Devils Tower at night
While at first glance it may seem like there isn’t much to do at Devils Tower at night, because of its dark skies it’s actually an excellent stargazing area. During parts of the year, rangers even offer nighttime interpretive programs. Some of these allow you to learn about Lakota constellations – you’re probably familiar with constellations from Greek and Roman mythology, but the Lakota had their own celestial tradition. There’s even a constellation that is said to resemble Devils Tower itself. Even without an organized stargazing option, because the park is open 24 hours a day, you can always visit on your own to enjoy the night sky.

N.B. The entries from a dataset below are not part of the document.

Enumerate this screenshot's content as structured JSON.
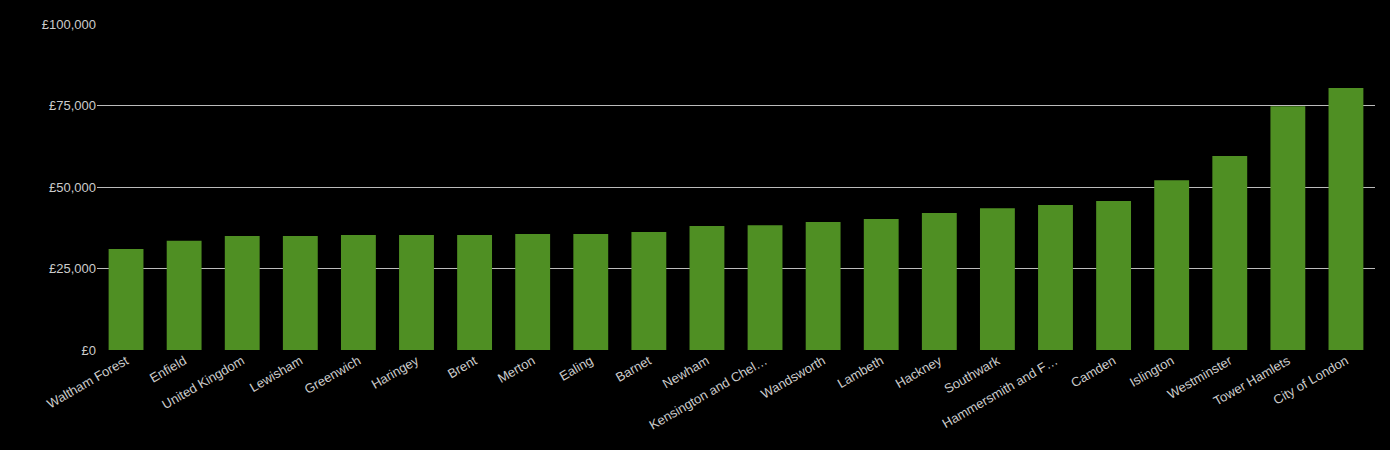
{
  "chart_data": {
    "type": "bar",
    "categories": [
      "Waltham Forest",
      "Enfield",
      "United Kingdom",
      "Lewisham",
      "Greenwich",
      "Haringey",
      "Brent",
      "Merton",
      "Ealing",
      "Barnet",
      "Newham",
      "Kensington and Chel…",
      "Wandsworth",
      "Lambeth",
      "Hackney",
      "Southwark",
      "Hammersmith and F…",
      "Camden",
      "Islington",
      "Westminster",
      "Tower Hamlets",
      "City of London"
    ],
    "values": [
      31000,
      33500,
      35000,
      35000,
      35300,
      35300,
      35300,
      35600,
      35600,
      36200,
      38000,
      38300,
      39300,
      40200,
      42000,
      43500,
      44500,
      45700,
      52100,
      59500,
      74800,
      80400
    ],
    "color": "#4f8f23",
    "ylim": [
      0,
      100000
    ],
    "yticks": [
      {
        "value": 0,
        "label": "£0"
      },
      {
        "value": 25000,
        "label": "£25,000"
      },
      {
        "value": 50000,
        "label": "£50,000"
      },
      {
        "value": 75000,
        "label": "£75,000"
      },
      {
        "value": 100000,
        "label": "£100,000"
      }
    ],
    "grid": true
  }
}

Native American history at Devils Tower
Many different tribes that lived in the area had their own legends regarding the origin of the tower and some consider it to be a sacred area. When I visited the park as a kid, we learned the Kiowa legend about young girls being chased by bears. When the girls jumped on a rock and prayed to it to save them, it began to rise from the ground. The cracks on the sides were left by the bears as they clawed at them. The girls were eventually pushed all the way into the sky and live on as a constellation that we generally refer to as the Pleiades. The National Park website lists legends told by members of several tribes.
As you’re visiting you will likely also see pieces of cloth tied to tree branches around Devils Tower. These are prayer cloths or prayer bundles left by Native American visitors and the park requests that visitors not touch or photograph them.

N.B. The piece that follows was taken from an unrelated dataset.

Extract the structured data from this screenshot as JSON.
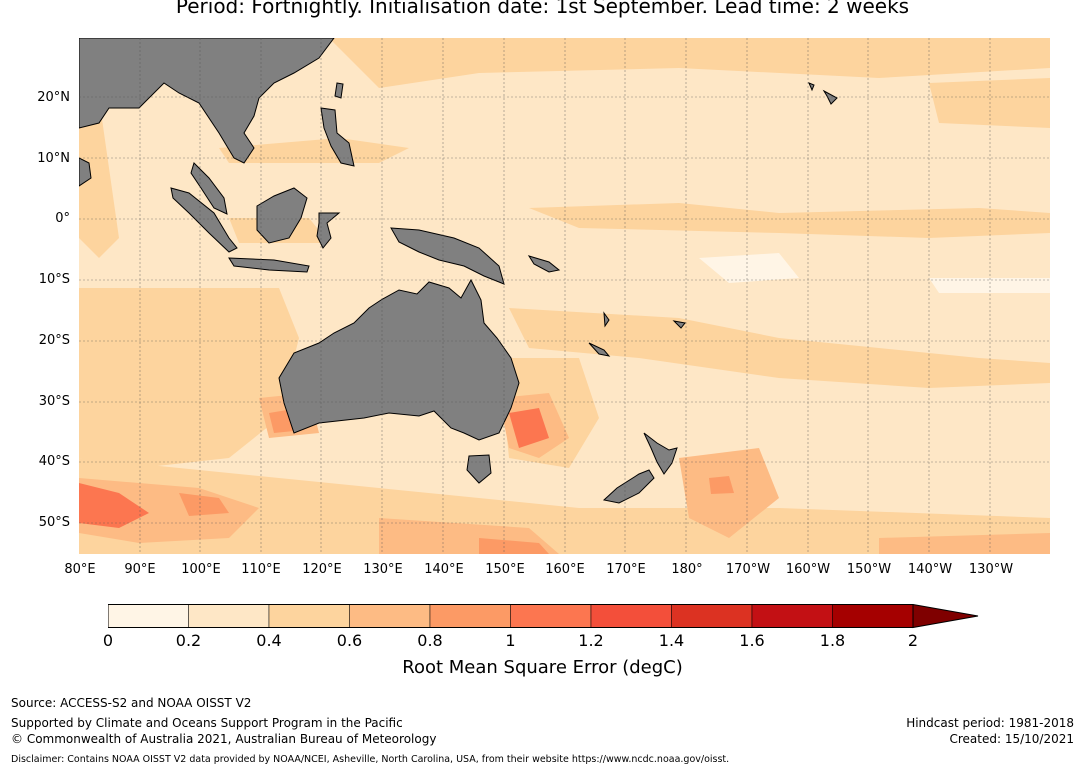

Devils Tower Visitor Center
The park has a small Devils Tower Visitor Center at the main parking area near the beginning of the Tower Trail. Here you’ll find park rangers who can offer information about the national monument, some interpretive exhibits about its history, and a small bookstore.
Belle Fourche River Campground
There is one campground located in the southeastern corner of the national monument. The Belle Fourche River Campground has 46 sites and can accommodate RVs up to 35 feet in length. Restrooms and water spigots are available, but hookups are not offered. Note that the campground is first come first served and does not accept reservations. If you’d like to camp with a guaranteed spot (I could never show up anywhere without a reservation), try the Devils Tower KOA located just outside the park’s main entrance.